Словно он сам писал.

Первого сентября закрылись коммерческие лавки, в которых, как вспоминала Фрейденберг, «провизия продавалась правительством по взвинченным ценам». 8 сентября случился первый обстрел — тот самый, о котором Ахматова написала свой «Первый дальнобойный в Ленинграде». Это было еще страшней, чем бомбардировка,— внезапней и разрушительней. «Сигналов быть не могло. Человек обедал за столом, а его убивало». Фрейденберг, способная, как и брат, в минуты предельных испытаний думать не о собственной жизни, а о смысле и фиксации происходящего,— не могла не увидеть в налетах и обстрелах античный рок в чистом виде — неумолимый, не снисходящий до обоснований. В декабре стал трамвай, почти прекратилась подача электричества, хлебная пайка съежилась до 125 граммов соломы и жмыха с привкусом керосина. В городе начались аресты, и первым делом, естественно, среди профессуры. Взяли Жирмунского, Гуковского — филологов-формалистов; Фрейденберг боялась и думать, что станет с матерью в случае ее ареста. Отчаянье вдруг придало ей мужества. Под Новый год она дала телеграммы из осажденного города — почтовая связь чудом работала; впервые она решилась дать телеграмму в Лондон, дяде и кузинам. Писала, что они с матерью живы и верят в свидание. Ничего ей за эту телеграмму не было: считалось, вероятно, что любое послание за границу о том, что Ленинград держится, следует приветствовать.

Именно зимой Фрейденберг — вероятно, единственная из мыслителей того времени, поскольку она одна обладала должной высотой взгляда,— задумалась над важнейшей темой: предопределена ли стойкость защитников города их советскостью? Как связано предыдущее двадцатилетье с тем, что происходит сейчас? Об этом же думал и Пастернак, выясняя отношения русского и советского; его сестра высказывалась грубей и яснее.

«Советский человек обладал неизмеримой емкостью и мог растягиваться, как подтяжка, сколько угодно, в любую сторону. Его безразличие к жизни и смерти было огромным оружием. Он мог умирать и воскресать сколько угодно раз».

Это мысль чрезвычайно важная: советский человек был воспитан страхом и отказом от традиционных ценностей — этим и объяснялась его фантастическая живучесть; цена собственной жизни была в его глазах ничтожна.

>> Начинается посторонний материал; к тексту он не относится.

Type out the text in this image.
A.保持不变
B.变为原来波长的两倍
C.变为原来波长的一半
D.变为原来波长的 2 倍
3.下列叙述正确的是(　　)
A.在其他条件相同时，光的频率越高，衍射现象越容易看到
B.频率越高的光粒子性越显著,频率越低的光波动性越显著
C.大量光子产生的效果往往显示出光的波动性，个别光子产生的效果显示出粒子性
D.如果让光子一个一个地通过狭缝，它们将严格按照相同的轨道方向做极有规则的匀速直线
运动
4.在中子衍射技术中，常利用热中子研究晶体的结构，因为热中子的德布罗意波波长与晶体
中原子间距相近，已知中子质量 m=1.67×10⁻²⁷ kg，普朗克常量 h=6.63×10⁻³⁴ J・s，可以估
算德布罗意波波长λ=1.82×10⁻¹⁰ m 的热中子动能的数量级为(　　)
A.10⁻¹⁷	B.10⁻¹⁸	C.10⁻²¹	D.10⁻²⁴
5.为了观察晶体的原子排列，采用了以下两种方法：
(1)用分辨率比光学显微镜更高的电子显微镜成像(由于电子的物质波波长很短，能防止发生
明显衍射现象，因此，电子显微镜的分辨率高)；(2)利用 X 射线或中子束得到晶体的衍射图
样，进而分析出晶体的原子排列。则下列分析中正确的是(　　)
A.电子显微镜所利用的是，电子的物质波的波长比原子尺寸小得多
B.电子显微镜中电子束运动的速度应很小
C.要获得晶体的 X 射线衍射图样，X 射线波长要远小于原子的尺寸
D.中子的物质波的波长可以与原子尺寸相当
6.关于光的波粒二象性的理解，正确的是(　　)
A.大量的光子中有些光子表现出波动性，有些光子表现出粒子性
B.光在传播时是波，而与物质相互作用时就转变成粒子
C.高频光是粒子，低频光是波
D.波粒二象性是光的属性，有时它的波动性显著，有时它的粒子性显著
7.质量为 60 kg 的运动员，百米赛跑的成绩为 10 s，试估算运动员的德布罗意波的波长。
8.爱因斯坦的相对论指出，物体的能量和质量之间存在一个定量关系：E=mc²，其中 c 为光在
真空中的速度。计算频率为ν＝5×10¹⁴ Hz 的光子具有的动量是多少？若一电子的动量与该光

Эвакуируясь в Чистополь, Пастернак оставил сестре два адреса — он предложил ей занять, на выбор, квартиру его первой жены на Тверском бульваре или квартиру в Лаврушинском. Но они не покидали Ленинграда — да и как было ехать? У Фрейденберг началась странная болезнь, о которой она ничего не знала: отказывались повиноваться суставы рук и ног, мышцы сводила страшная боль. Скоро она не могла выпрямить ногу. 24 февраля настал день, когда она не смогла встать с постели. Носить дрова, топить печь, выносить нечистоты (канализация не работала с декабря) пришлось матери. Три недели Фрейденберг не знала своего диагноза. Нашли частного врача, он диагностировал цингу и сказал, что ею заболело полгорода. В Академии наук «за ростовщическую цену 150 рублей за кило» продавалась так называемая «глюкоза» — отвратительного вкуса сироп с какой-то фруктовой эссенцией. Подруга Ольги Фрейденберг, Тамара Петухова, раздобыла ей банку этой эссенции и тем спасла. В конце марта она впервые встала на ноги и с палкой вышла на улицу.